En ce qui concerne le niveau académique de nos travaux en Tunisie, nous pourrions sûrement aussi faire mieux  puisque les classements de Shanghai et du Times eux-mêmes  ne font figurer dans les 500 premières dans le monde que trois universités arabes ! Dont aucune tunisienne. Des décisions d’orientation des recherches dans notre pays peuvent être prises, des réformes de fond peuvent être mises en route, dont on verra les résultats sur le moyen et le long terme.

  • Nos chercheurs devraient donner plus d’importance au fait que leurs travaux débouchent sur beaucoup plus que l’obtention de leur diplôme de doctorat.
  • Ils devraient travailler à l’établissement de plans de recherche, par institut et pour le pays entier, qu’ils devraient présenter aux décideurs académiques et politiques de notre pays avec des pistes de réflexion. Actuellement, ni le ministère de l’Enseignement supérieur et de la recherche, ni les universités tunisiennes, n’ont en général de politiques propres. Ils s’en remettent à ce qui se décide ailleurs, en France notamment, dans des réunions auxquelles ils ne sont pas conviés. De vastes programmes sont ainsi mis sur pied, dont ils ignorent tout (militaires par exemple) et dont ils sont la main d’œuvre partielle dans le cadre de la coopération bilatérale. Ces programmes ne conviennent pas nécessairement à nos besoins et possibilités, limitent le champ de nos recherches et entravent à la fois le niveau de nos universités et le développement de notre pays.
  • Les plans tunisiens de développement de la recherche universitaire devraient se faire avec la participation d’acteurs économiques nationaux ou étrangers, publics ou privés, qui pourraient envisager des applications économiques (commerciales, industrielles, d’équipement) et participer au financement des recherches.
  • Un meilleur financement devrait permettre d’acquérir des outillages techniques de niveau international pour les manipulations expérimentales scientifiques, d’enrichir les bibliothèques de recherche actuellement sinistrées, et en général, d’améliorer les outils de travail des étudiants et des chercheurs.
  • Nos enseignants chercheurs et nos étudiants devraient tous avoir une certaine connaissance de la langue anglaise, sans laquelle il leur est impossible de consulter les documents publiés au niveau mondial et de communiquer leurs propres travaux.  La seule maîtrise de la langue française restreint à la fois la diffusion et le niveau des travaux, comme le savent bien les chercheurs français qui, eux publient toujours en anglais.
  • La coopération de nos universités devrait s’ouvrir largement sur les universités dans le monde (échange d’étudiants, échange d’enseignants, postes de post-doc, programmes communs de recherche, échange d’expériences, ...) et dépasser l’horizon actuellement presque exclusivement limité à la France.
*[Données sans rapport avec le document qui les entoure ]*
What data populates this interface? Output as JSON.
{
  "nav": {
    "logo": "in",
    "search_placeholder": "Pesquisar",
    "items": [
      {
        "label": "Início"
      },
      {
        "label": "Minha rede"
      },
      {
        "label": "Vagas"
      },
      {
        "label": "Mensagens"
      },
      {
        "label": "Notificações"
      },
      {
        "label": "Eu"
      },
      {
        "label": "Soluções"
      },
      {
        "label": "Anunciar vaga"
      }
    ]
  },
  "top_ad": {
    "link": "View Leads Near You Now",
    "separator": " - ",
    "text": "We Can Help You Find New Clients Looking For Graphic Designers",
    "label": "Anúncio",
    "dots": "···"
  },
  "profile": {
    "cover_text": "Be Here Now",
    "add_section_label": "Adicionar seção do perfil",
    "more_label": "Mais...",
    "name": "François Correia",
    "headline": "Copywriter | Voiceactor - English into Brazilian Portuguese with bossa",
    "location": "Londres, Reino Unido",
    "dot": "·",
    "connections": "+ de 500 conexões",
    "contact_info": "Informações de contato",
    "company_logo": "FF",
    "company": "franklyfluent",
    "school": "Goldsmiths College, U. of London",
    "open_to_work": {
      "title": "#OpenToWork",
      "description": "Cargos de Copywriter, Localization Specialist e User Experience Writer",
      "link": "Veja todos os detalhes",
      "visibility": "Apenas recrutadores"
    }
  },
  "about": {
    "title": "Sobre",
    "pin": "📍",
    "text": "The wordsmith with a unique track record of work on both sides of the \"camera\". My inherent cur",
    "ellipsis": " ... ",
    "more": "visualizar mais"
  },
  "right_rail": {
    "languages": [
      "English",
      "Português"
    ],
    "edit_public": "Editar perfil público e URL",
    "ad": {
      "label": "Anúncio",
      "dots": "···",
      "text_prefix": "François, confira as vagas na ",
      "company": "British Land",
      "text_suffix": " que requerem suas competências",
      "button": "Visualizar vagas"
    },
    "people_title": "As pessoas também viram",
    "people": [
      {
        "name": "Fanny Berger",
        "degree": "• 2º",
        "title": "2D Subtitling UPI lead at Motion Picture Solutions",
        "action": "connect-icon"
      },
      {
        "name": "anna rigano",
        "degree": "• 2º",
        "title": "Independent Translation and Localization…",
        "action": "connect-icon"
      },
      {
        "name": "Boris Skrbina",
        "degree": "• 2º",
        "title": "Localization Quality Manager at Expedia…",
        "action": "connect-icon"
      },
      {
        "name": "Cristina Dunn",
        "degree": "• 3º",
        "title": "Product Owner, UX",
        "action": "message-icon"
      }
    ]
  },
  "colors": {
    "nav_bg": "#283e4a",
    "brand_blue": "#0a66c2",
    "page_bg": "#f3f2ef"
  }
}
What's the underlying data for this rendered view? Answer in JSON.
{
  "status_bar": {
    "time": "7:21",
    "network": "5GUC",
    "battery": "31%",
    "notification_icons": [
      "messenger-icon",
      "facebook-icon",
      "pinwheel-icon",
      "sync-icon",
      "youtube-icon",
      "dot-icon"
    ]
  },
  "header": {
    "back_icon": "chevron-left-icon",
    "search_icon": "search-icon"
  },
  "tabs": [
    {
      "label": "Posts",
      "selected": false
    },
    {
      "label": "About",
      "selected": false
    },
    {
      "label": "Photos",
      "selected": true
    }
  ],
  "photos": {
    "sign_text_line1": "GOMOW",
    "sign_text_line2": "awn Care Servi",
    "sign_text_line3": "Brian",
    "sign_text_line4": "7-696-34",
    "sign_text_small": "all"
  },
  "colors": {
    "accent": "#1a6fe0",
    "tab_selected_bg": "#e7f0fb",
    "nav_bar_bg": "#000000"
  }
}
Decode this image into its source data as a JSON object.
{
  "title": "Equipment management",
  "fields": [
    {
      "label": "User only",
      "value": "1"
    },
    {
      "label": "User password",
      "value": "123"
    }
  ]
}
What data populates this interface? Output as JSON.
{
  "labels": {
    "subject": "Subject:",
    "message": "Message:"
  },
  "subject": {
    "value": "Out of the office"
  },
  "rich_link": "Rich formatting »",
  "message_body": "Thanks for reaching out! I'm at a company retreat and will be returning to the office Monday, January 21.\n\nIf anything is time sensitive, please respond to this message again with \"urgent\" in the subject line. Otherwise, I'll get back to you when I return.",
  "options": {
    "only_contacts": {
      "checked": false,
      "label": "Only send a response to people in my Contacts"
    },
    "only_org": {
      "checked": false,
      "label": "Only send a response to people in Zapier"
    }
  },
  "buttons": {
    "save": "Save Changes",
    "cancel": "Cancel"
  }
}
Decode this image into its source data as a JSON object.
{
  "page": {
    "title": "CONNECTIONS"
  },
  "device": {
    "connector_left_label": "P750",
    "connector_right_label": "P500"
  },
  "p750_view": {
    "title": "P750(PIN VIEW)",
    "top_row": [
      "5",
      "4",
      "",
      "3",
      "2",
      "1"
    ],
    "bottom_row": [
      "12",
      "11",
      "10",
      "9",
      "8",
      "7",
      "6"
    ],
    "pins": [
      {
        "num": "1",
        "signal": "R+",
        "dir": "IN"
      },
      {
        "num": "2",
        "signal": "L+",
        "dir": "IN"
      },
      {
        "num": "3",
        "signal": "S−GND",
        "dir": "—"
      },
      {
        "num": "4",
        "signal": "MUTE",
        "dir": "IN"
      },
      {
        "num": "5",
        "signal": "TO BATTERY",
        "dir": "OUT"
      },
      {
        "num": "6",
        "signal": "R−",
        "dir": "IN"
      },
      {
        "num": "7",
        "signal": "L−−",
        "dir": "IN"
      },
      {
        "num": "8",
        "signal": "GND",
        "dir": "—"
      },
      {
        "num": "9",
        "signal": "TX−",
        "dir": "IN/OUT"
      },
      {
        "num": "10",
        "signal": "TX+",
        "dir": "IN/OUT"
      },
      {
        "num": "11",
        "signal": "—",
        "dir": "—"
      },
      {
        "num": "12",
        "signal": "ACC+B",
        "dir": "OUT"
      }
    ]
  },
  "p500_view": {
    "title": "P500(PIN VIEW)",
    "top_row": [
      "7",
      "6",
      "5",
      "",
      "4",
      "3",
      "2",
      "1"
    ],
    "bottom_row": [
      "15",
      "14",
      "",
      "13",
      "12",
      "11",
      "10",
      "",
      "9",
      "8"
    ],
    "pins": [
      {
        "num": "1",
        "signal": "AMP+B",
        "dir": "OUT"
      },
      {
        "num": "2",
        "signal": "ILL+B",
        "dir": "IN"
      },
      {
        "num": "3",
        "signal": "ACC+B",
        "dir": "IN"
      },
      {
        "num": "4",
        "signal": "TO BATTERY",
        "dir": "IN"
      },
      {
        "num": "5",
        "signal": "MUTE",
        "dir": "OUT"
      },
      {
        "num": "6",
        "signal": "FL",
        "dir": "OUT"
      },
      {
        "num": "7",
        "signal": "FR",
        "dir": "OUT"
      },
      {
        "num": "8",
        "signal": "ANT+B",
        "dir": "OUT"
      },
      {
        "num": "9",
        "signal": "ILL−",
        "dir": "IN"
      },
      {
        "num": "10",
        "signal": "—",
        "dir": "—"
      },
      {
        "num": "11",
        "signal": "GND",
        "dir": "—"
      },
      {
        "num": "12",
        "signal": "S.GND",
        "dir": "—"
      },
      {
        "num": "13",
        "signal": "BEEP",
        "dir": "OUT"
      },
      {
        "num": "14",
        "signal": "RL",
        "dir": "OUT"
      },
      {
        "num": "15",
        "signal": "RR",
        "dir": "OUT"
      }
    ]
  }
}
Ces vastes perspectives, enthousiasmantes pour nos jeunes, leur donneraient une bouffée d’oxygène qui les pousserait à amplifier leurs efforts et démultiplierait les effets de leur intelligence.

Toutes ces propositions sont réalistes et faciles à mettre en œuvre, pour peu que les universitaires, les chercheurs et les responsables administratifs et politiques de notre pays s’y impliquent. Nous qui avons réussi l’une des plus belles révolutions de l’histoire de l’humanité, qui venons de propulser notre pays dans le peloton de tête des pays démocratiques dans le monde, sommes capables de rejoindre le peloton de tête pour la qualité de nos universités.